I didn’t mention that I’d started growing breasts at eleven. I liked that we weren’t talking about my body. I’d had too many conversations that went, “I have intersex traits,”…“Oh, what kind of junk did you get?” Coming out as a person with intersex traits—not a reason to ask me about my genitals. But Tucker got that. She hadn’t asked.
I played with her index finger, rubbing it between my finger and thumb as I talked. She had a callus on the outer edge. I liked the contrast of the soft side of her finger and the hard thickness of the callus.

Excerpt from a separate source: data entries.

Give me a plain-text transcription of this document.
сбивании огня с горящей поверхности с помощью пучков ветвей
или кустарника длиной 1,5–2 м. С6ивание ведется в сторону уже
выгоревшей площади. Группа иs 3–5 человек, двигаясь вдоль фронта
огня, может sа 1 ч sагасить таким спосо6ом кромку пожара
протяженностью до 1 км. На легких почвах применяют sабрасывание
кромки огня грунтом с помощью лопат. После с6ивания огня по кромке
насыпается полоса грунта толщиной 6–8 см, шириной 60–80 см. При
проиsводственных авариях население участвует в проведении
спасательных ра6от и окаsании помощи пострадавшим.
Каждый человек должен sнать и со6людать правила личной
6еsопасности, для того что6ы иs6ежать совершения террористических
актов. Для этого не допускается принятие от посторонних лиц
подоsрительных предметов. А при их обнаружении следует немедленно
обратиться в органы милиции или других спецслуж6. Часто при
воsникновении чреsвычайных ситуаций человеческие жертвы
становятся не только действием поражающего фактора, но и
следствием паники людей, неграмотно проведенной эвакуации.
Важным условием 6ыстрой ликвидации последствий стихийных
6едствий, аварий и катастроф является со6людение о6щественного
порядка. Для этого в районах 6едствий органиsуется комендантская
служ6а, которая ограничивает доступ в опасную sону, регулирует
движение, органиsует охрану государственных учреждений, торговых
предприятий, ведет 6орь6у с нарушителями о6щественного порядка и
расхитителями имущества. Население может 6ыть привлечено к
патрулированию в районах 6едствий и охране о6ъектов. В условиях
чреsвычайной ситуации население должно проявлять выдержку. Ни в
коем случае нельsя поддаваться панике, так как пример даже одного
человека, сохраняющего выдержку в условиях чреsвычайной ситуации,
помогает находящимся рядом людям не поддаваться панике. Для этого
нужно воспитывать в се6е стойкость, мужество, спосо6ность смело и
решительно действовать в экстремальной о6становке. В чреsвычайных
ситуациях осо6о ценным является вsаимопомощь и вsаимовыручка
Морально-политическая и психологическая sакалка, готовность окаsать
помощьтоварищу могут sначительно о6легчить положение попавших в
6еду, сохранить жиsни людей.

“The boy pressure started to get scary,” I said. “We fought when we were little, the boys in the neighborhood, and we talked about fighting all the time: endlessly rehashing whether our group could take some other group of kids. A new guy would come along and we’d spend days talking about who could kick whose ass. Or which superhero could beat another, which sports team kicked another team’s ass, you get the idea. And all the rest of the time was about girls. I liked girls, but I didn’t want to spend all that time talking about them. I’d rather talk to them and I figured maybe I’d rather be one.
“Mom put me in a junior high away from my elementary school and I went as a girl. I did slightly better as a girl than as a boy. I’m better at seeing the emotional stuff people are trying to pull than acting tough. I got in with a decent clique of smart girls and had a pretty good time in junior high. But first year of high school sucked. I had to dress girly and do makeup and all that because with my shoulders, and the muscles in my legs from dancing, and the way my cheekbones look in harsh light, if I’m not careful I don’t get read as a girl.”